MOTORING NEWS - Former Queenstown resident Holden Marshall - named after the Australian car brand by his car-mad mechanic father - first fell in love with the Rolls-Royce Corniche in 1972, when he was 11.
"We lived around 150m from a then Datsun Garage, where the owner often had exotic cars. One Saturday morning I saw the Corniche for the first time and told my mom I wanted one. She humoured me and told me it was way too expensive, but if I worked hard, I may be able to buy one someday."

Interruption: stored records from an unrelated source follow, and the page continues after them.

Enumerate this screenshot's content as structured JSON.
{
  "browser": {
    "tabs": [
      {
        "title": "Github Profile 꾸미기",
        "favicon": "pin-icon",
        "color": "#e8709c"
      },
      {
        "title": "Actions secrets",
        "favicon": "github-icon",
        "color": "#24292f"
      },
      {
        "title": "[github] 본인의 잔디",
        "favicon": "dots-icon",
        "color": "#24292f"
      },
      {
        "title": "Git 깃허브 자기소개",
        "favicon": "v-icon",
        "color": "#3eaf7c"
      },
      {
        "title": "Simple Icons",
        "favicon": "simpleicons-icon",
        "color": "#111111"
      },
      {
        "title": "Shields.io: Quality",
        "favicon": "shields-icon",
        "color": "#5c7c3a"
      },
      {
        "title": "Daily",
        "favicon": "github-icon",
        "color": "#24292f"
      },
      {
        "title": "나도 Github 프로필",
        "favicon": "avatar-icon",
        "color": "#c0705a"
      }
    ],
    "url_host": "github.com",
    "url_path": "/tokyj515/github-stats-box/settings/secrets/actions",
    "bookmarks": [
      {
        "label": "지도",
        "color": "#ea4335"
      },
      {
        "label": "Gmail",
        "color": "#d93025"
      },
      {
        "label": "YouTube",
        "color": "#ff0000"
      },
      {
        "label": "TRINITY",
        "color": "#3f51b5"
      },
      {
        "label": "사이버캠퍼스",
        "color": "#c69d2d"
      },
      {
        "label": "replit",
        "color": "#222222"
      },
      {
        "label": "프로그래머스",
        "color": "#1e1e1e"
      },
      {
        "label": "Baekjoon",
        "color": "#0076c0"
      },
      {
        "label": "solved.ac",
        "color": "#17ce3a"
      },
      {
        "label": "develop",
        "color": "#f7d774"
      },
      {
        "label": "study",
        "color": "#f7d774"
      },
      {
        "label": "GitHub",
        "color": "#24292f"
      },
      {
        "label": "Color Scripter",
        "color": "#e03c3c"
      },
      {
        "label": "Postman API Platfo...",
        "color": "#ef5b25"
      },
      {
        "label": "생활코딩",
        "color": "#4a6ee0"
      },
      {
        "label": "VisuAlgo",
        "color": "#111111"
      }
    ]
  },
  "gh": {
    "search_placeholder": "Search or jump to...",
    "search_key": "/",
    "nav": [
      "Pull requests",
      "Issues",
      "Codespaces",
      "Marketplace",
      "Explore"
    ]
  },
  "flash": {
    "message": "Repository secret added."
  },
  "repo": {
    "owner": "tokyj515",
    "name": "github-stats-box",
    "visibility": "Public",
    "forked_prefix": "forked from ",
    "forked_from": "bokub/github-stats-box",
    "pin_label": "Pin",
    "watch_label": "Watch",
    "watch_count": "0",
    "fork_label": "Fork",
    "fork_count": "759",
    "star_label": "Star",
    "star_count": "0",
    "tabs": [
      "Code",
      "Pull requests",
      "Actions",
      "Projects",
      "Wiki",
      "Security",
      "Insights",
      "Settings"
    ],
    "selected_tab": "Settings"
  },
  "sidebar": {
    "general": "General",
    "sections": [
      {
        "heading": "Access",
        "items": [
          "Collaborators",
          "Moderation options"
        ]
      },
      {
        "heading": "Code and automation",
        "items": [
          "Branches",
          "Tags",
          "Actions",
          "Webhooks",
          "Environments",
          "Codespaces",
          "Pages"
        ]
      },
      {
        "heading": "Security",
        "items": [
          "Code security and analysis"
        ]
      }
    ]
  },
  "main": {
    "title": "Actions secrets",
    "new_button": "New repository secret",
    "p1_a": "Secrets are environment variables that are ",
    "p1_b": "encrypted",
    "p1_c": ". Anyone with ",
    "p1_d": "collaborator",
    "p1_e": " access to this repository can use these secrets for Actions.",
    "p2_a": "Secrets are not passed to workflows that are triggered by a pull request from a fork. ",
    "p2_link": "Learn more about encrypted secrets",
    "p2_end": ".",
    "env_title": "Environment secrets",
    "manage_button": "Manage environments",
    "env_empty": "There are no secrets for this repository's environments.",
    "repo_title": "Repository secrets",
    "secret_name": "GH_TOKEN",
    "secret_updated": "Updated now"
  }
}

Forty-seven years and plenty of hard work later, the now-retired Stellenbosch resident enjoys scenic drives across the country in his dream car.
The missing hub-cap
A month ago Marshall and his Rolls achieved near celebrity status - all because of a hub-cap named Kyle. On 25 June, between Eenzaamheid (2nd gate in the Camdeboo Conservancy) and Graaff-Reinet, one of the Corniche's hub-caps went missing. A Facebook page, The Search for Holden's Hub-Cap, was created to find Kyle, with Graaff-Reinet Advertiser encouraging its readers to join the search, but the whereabouts of the hub-cap remains a mystery. "I would really like to find Kyle, to maintain the originality of the Rolls-Royce," Marshall says. Anyone with a lead can contact him at email@example.com or on 082 552 1246 - a R500 reward is up for grabs.
The road to his Rolls
Marshall's 1983 Rolls-Royce Corniche drophead is the only factory red Corniche in South Africa. The first Corniche drophead was made in 1971. It was the first Rolls-Royce intended to be owner driven, as opposed to a chauffeur behind the wheel. Marshall is the third owner of his luxury vehicle, and other than a new radio, she is 100% original. The car has 65 000km on the clock, a 6,75-litre V8 engine and runs on unleaded. Inside, a darkish tan leather and wood finish, with thick wool carpets, make for a stylish interior.

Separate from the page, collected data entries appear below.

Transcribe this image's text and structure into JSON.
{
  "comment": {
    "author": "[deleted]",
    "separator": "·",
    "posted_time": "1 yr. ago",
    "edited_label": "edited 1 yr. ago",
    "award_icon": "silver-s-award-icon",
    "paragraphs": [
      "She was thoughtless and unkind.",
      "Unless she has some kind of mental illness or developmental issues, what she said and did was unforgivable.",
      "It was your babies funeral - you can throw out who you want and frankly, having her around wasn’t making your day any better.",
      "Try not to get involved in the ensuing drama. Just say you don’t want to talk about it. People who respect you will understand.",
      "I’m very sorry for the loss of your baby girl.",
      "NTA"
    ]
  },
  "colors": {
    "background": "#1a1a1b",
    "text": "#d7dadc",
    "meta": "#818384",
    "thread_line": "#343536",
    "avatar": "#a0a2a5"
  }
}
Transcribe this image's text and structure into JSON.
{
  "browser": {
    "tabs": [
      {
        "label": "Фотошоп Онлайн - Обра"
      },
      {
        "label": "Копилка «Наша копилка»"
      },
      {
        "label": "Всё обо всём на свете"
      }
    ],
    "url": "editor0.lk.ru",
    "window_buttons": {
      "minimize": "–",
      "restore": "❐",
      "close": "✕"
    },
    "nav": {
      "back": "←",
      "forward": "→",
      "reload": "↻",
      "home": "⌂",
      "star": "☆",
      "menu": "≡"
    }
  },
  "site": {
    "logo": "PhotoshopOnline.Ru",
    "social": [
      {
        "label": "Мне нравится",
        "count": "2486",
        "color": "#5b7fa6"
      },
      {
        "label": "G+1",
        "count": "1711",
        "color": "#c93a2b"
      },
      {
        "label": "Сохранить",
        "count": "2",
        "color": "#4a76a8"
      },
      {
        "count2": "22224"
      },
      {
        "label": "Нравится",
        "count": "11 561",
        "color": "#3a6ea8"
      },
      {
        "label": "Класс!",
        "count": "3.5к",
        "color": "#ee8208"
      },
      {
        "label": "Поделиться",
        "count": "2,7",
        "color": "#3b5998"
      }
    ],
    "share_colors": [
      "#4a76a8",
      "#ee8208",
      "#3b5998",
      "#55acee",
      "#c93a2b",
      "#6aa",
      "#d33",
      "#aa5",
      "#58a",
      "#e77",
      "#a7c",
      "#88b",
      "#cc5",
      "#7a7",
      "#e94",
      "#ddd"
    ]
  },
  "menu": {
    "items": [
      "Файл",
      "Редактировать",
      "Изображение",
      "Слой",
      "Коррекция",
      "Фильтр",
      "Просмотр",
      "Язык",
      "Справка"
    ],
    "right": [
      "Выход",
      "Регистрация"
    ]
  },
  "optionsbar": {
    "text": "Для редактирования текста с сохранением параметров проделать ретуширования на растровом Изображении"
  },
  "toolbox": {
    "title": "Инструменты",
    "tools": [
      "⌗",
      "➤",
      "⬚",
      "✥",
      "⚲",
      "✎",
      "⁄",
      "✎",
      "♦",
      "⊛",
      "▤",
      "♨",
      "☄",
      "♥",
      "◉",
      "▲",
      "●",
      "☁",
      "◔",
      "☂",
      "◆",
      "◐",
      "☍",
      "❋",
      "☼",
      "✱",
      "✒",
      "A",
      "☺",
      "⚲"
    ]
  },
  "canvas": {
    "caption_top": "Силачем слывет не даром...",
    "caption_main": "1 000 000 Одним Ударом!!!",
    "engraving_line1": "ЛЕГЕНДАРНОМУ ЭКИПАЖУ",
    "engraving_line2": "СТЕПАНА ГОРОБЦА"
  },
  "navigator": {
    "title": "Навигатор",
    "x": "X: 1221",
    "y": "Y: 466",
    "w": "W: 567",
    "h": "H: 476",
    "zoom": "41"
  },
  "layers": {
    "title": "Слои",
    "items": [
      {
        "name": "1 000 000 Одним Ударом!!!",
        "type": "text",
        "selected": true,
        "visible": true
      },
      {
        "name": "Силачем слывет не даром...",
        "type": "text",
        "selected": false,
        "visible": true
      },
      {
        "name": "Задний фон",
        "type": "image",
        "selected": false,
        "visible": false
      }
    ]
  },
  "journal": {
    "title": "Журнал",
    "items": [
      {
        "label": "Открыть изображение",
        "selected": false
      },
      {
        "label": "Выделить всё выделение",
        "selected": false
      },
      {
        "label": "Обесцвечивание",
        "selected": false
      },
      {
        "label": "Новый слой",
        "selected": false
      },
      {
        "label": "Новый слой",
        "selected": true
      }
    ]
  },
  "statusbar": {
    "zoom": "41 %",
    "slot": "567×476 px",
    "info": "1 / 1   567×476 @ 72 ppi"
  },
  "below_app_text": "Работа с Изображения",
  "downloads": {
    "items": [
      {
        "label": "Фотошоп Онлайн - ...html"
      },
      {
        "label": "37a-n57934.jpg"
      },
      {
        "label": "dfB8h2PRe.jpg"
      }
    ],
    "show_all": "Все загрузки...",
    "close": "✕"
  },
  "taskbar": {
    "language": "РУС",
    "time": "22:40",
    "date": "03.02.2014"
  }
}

For 30 years the Corniche called Gauteng home as one of the prized belongings of a keen collector. Marshall had been searching for his dream car for a while when a British classic car enthusiast and dealer, Clinton Laurens, sourced the red Corniche for him.
"Under engine spec for both power and torque, the book says "adequate", which it certainly is," Marshall enthuses. "With its hydraulic suspension, super comfy seats and powerful motor, not a single rattle and a gentle purr from the V8, she is a pleasure to drive and comfortably cruises at 120km/h, sipping 16 litres/per 100km."
In his garage, Marshall also has a Discovery, kitted for their annual overland trips, his wife Hette-Lize's BMW X1, and a 650 BMW scooter, which he uses to get around. On his wish list is a vintage pick-up truck for his wife, who does charity work and needs to transport loads. He would also love a Porsche 356 convertible, preferably the 1962 model (for his birth year), or a similar model Mercedes Pagoda. For now, the RR ("her nickname until she gets a true ladies' name") remains Marshall's dream car.
His fondest memories in RR include several trips around the Cape with his wife, as well as a six-hour drive around the peninsula with his daughter. "That was the most memorable trip so far."
A more recent outing saw the Rolls-Royce make a special trip to Graaff-Reinet with hunting friends. "I do not think many 'hunters' (he loves biltong, but doesn't shoot) have arrived at Eenzaamheid in the Camdeboo Conservancy in a Rolls-Royce," he chuckles. According to Marshall, he was the subject of much banter.
"Travelling along the R62 was special and the RR draws many smiles and thumbs up from strangers, wherever we go. Not to mention the many snaps taken and mini bun fights between the petrol attendants who want to assist me whenever I pull in, which is quite often!" Marshall says road users tend to flash lights at the car, hoot or give him right of way. "We look forward to many more road trips, with Sutherland next, once we can travel more freely."
RR is a childhood dream come true, and Marshall has good reason to love her. Sadly, his mother passed away several years ago and never got to see her son acquire the car she told him to work hard for. "But I know she smiles every time I get behind RR's wheel."